I was written up in July of 2019 for a NCNS. A few months later I was written up again for a NCNS and given a final warning. More than a year has passed since the first CCA but it still shows in Workday under my disciplinary actions tab. I thought write ups were supposed to disappear from your profile after the time has passed? My final is up in less than a month. I was thinking it hasn’t disappeared yet maybe because my final isn’t over yet. Do these write ups ever disappear from your profile? Can future employers get your workday records if you signed a form allowing them to check your employment records? Or is it just word of mouth from your HR/Leader? Any input is greatly appreciated, I don’t want it to show up on any of my background investigations for future employers.


----------



## MrT (Jan 7, 2021)

Target wont give out any information except confirm that you worked there


----------



## Targetworker59 (Jan 7, 2021)

Do they get removed from workday after the date they expire?


----------



## Style2563 (Jan 8, 2021)

My final from like 3 years ago still shows on workday. It has an expired date.


----------



## Fluttervale (Jan 8, 2021)

Targetworker59 said:


> Do they get removed from workday after the date they expire?

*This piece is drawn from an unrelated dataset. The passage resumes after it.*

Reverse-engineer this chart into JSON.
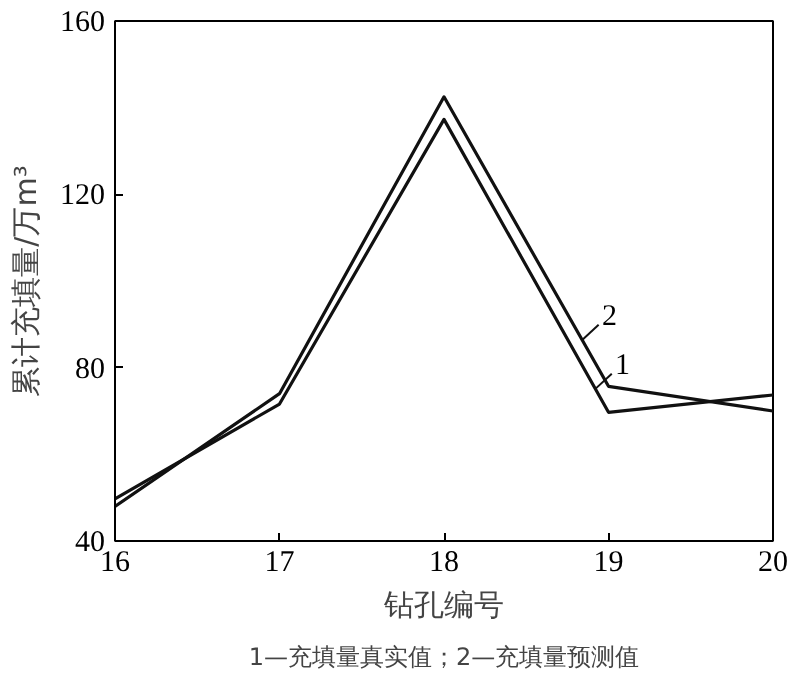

They don't "go away."  However, if you show consistent improvement the consequences start back at zero.

So if you're on a final, you are no longer on any discipline track after one year.  Anogher NCNS does not result in a term, but you can be put back on notice.

A history of being on a final can affect your chances of being promoted, especially if you are always on a final but never get termed.


----------